The Impact of Persona-based Political Perspectives on Hateful Content Detection
Civelli, Stefano, Bernardelle, Pietro, Demartini, Gianluca
While pretraining language models with politically diverse content has been shown to improve downstream task fairness, such approaches require significant computational resources often inaccessible to many researchers and organizations. Recent work has established that persona-based prompting can introduce political diversity in model outputs without additional training. However, it remains unclear whether such prompting strategies can achieve results comparable to political pretraining for downstream tasks. We investigate this question using persona-based prompting strategies in multimodal hate-speech detection tasks, specifically focusing on hate speech in memes.
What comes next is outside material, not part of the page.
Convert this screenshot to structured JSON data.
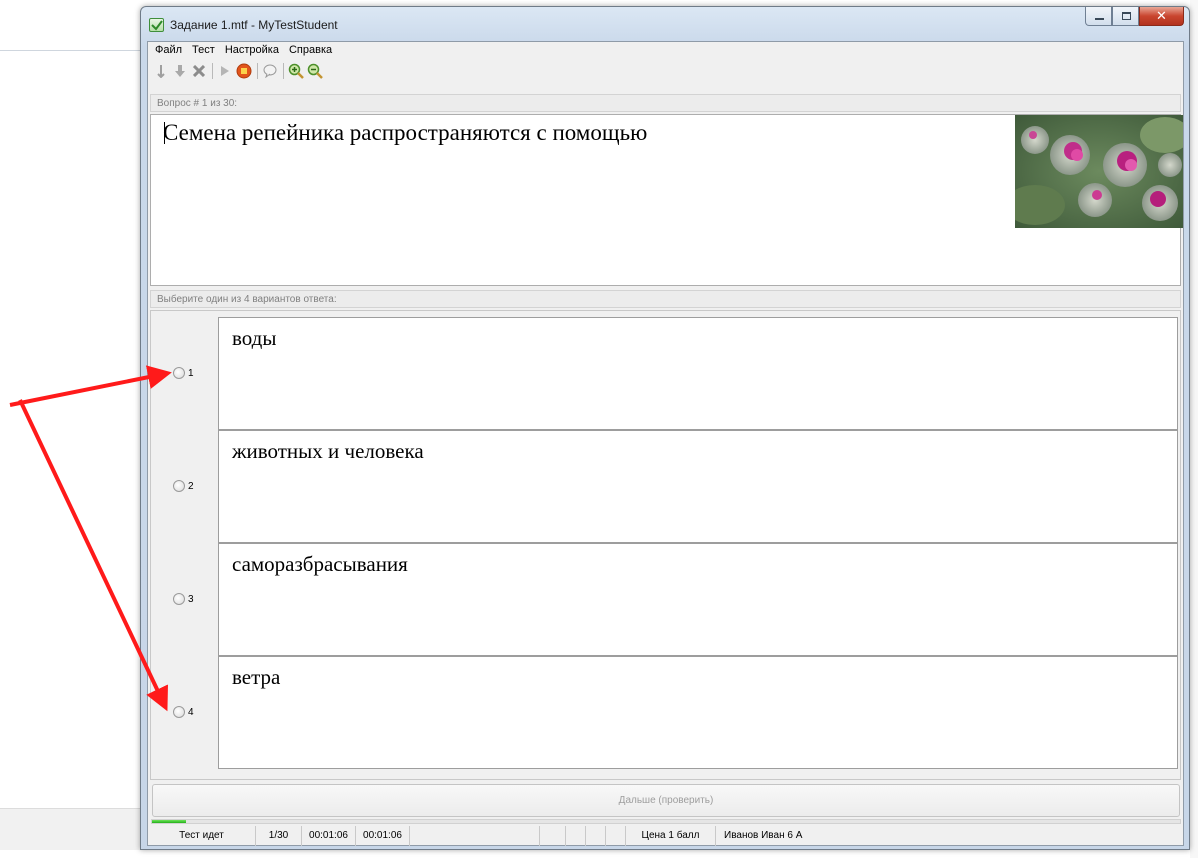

Our analysis reveals that when mapping personas onto a political compass and measuring persona agreement, inherent political positioning has surprisingly little correlation with classification decisions. Notably, this lack of correlation persists even when personas are explicitly injected with stronger ideological descriptors. Our findings suggest that while LLMs can exhibit political biases in their responses to direct political questions, these biases may have less impact on practical classification tasks than previously assumed. This raises important questions about the necessity of computationally expensive political pretraining for achieving fair performance in downstream tasks.